Neocities tipz and trickz
Neocities is a great host for static web content. "Static" meaning you can't host any Dynamic content, which would be anything with server-side interactivity such as a forum, or anything that would require the server to process and/or store some kind of data from a user of your website.
However, there's still a lot you can do with just JavaScript. Here's some things that would normally be done with server-side coding.
Google Powered Guestbook
My guestbook appears to be serving dynamic content, since you can leave and read comments from people. There are widgets you can use that have allowed people to do this on their static sites since Geocities, but I wanted to make one myself.
I made a Google Form and Sheet, and use them as the submission and storage method. The page takes your form input (username, comment text), then submits a form with that info using them as URL parameters. The form is set up to send its submissions to a google sheet. There is also javascript on the page that loads the sheet as a .csv (comma seperated value), then formats it to display as comments on the page.
One other thing I implemented is having it send you to a "thank you for commenting" page after the comment is made.
It's not perfect, it does take a little while to load the comments, and I haven't implemented any pagination or way to handle the sheet if/when it becomes huge, but it works.
Updateable Sidebar
The sidebar to the left is not written into the .html file I am writing into right now. It's actually a script tag that loads a seperate .js file, which inserts some HTML wherever the script tag is. If I want to add new links to my sidebar, I don't need to update all my pages. I just need to update that .js file, and all my pages will load the updated sidebar.
This one is very easy to do. You just need to place your script tag into each page, into a container element if you need to, write the sidebar's HTML, then put it in the .js file. When you need to update, just edit the .js file.
You can write this HTML in the same way you would normally, with classes/styling/whatever. Document.write() will insert it into the page wherever the script is run.
If you run document.write() after the page is already loaded, it will erase the whole page.
Also, make sure to use grave accents ( ` on the ~ key ) instead of quotes in order to make a multi-line string.
This is the file I use to insert my sidebar links. I also use it to insert the "New" gelmew icons.
CSS: Making pixel-perfect/bitmap fonts not blurry
I love the look of non-anti-aliased fonts a lot, to the point where I use one (Terminus) as my system + default browser font. If a website doesn't have a font set, it will default to Terminus, which is very pleasant.
Unfortunately, the only way to have a aliased font on the web is to use a font that is designed to be pixel-perfect at a single size. Even though Terminus works on my browser locally, for some reason you can't use it with CSS and therefore anyone who visits your site won't see it.
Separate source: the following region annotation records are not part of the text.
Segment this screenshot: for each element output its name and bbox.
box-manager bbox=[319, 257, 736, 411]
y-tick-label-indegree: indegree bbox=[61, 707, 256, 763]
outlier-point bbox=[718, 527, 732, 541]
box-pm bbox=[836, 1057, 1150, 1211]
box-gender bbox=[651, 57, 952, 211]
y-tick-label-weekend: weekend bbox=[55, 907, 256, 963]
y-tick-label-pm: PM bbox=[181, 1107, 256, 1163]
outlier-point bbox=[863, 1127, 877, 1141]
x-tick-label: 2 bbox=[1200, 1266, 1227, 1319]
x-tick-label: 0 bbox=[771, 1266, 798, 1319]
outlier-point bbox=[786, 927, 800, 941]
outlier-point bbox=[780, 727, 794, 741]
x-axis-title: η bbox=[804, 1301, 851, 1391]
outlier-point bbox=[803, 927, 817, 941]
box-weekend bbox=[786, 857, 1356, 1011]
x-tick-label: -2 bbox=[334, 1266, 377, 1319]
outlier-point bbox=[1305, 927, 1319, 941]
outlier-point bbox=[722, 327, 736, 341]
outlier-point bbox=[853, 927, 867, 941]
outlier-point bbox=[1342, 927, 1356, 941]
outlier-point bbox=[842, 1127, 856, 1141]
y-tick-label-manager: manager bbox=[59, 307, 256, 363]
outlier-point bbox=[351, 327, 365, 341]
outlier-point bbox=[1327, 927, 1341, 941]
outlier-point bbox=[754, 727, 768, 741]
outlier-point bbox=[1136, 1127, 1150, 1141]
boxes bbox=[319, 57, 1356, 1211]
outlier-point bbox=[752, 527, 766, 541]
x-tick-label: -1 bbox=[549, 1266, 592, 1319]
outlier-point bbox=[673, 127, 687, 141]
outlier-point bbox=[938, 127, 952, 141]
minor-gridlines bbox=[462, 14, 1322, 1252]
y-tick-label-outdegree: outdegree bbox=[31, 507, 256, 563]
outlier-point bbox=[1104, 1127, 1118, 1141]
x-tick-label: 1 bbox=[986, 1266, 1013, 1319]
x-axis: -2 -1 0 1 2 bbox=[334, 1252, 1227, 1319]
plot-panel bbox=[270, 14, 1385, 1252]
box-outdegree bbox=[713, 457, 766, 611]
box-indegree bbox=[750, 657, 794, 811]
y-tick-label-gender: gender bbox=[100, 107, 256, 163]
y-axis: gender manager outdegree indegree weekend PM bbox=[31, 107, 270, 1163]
So, instead, you have to use a pixel/bitmap .ttf font, and make sure its font-size is locked to a multiple of its size. You can find a bunch here. Here's one called Pixel Operator, that has to be rendered at a multiple of 16px:
Pixel Operator - 16px
BUT..If you have used a font like this, you might have noticed that this inevitably happens to random blocks of text:
Oh god check out these subpixels
The reason for this is that the text ended up getting positioned on a fraction of a pixel, and is being rendered with sub-pixels. Browsers do this to make regular fonts look better, but it fucks up pixel fonts. I positioned it on a subpixel manually here, but it will happen if you use any non-px unit on your layout.
There are a lot of sources saying that you have to use a CSS property like font-smooth or -webkit-font-smoothing. However, font-smooth is not implemented in any main browser and -webkit-font-smoothing only works on Mac.
I have found 2 solutions. One is to always use px values for EVERYTHING involving positioning. The margin, size, padding, border size, literally anything that can affect any element on the page's position needs to be in pixels. If you use em, %, fr, or any non-px measurement, at least one element on the page will have this problem.
The second solution is hacky as fuck, but it works. If you use the following CSS property on the text element, its text will snap to the nearest pixel.
transform: perspective(0);
I used it on the first example of Pixel Operator above to ensure that it renders correctly.
PROBLEM: This is a transform, which can make your browser work too hard and slow down if you use it too much. Don't use a selector like html * { ... }
. Try to only put it on the elements that actually have the text. It doesn't look like its doing much, but its still doing a whole tranformation.